筆記状態の筆記具200において、外摺動部材208及び内摺動部材209は、ボール10と共に係止している。出没機構が後方向の慣性力を受けると、外摺動部材208は後方へ向かって摺動し、その後端面が、後軸5の段部5cに衝突する。外摺動部材208の厚肉部208aによる内摺動部材209及びボール10との係止が解除される。すなわち、外摺動部材208のテーパ面208cとボール10とが径方向に整列して、ボール10が内摺動部材209の凹部209dから外れ、出没機構によるリフィル206の保持が解除される。
その結果、内摺動部材209の外径に配置されたコイルスプリング213の付勢力によって、リフィル206と圧入嵌合により一体となった内摺動部材209が後方へ向かって摺動する。
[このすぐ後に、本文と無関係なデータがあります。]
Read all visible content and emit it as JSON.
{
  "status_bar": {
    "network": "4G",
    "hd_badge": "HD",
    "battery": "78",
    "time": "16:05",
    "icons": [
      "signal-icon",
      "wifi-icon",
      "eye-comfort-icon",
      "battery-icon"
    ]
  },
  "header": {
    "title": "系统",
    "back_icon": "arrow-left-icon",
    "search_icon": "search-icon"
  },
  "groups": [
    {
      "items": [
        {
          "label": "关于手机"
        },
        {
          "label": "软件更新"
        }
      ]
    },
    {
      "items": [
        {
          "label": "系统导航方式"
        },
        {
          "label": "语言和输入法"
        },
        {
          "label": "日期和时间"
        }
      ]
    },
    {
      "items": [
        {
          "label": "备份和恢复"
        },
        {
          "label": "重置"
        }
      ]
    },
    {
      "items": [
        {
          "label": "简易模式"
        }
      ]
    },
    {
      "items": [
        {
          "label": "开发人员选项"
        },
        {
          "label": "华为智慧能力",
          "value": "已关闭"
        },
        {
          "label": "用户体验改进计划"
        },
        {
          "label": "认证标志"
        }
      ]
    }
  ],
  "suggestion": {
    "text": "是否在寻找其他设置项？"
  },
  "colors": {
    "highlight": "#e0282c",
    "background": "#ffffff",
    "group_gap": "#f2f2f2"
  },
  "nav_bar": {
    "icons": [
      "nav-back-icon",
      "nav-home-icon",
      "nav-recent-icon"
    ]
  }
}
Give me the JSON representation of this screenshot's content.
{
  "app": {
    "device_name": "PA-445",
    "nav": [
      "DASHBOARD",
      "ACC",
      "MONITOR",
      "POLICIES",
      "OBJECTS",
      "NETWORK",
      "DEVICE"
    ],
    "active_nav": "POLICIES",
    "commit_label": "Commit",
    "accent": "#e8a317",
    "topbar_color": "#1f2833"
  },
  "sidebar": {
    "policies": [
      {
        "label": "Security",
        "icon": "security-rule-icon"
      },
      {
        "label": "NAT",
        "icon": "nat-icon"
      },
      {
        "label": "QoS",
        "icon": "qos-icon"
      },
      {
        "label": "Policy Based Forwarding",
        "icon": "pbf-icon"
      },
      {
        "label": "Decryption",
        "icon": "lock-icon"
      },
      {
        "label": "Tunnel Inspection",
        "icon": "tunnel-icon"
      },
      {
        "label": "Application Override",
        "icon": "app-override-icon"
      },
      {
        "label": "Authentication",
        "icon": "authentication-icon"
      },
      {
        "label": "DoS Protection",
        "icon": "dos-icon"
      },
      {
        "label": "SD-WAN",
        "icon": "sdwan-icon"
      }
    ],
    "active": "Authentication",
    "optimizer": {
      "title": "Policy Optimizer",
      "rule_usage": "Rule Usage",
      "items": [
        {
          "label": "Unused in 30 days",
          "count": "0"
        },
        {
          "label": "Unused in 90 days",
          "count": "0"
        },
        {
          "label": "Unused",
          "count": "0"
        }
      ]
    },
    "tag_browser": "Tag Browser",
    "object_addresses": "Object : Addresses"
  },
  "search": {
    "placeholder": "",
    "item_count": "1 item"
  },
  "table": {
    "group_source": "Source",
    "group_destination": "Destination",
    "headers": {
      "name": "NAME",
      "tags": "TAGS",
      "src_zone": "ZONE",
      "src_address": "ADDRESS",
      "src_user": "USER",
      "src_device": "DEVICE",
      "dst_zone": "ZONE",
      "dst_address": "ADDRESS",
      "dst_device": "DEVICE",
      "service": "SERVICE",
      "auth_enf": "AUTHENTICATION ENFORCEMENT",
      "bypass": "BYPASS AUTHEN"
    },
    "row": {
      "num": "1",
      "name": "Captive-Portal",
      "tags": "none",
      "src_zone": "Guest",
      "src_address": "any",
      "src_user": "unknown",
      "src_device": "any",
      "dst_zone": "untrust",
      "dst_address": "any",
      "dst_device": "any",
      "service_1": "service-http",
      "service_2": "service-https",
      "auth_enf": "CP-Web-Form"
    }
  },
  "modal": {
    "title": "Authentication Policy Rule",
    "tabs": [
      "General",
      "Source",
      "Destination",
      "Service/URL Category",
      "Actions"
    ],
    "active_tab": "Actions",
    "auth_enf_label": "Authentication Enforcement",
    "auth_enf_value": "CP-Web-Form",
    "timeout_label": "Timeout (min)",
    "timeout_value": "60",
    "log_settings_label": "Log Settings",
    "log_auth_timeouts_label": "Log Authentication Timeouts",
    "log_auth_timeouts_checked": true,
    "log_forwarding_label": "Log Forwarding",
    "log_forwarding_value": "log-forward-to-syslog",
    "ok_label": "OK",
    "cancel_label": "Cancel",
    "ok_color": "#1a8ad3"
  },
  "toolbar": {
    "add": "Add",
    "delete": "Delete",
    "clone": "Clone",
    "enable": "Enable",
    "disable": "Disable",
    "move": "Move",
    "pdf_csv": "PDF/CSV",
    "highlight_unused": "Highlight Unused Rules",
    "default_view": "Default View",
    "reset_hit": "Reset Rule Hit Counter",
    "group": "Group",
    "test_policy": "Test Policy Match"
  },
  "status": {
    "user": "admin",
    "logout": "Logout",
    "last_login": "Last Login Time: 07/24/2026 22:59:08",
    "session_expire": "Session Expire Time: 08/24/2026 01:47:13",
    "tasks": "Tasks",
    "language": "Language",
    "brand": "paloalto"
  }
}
従って、リフィル206の先端の筆記部206aは、先軸204の先端の孔204aから軸筒202内に没入し、筆記具200は非筆記状態となる。
本発明の第2実施形態による筆記具100及び第3実施形態による筆記具200によれば、上述した第1実施形態の筆記部1と同様の効果を奏する。また、特に、第2実施形態による筆記具100を振ることによって、第1筆記具101の筆記状態と非筆記状態とを切り替えると同時に、第2筆記具102消去状態と非消去状態と切り替えることができる。また、振り方を変化させたり、各部材の重量や重心等を調整したりすることによって、第1筆記具101及び第2筆記具102の出没機構を独立的に操作できるようにしても良い。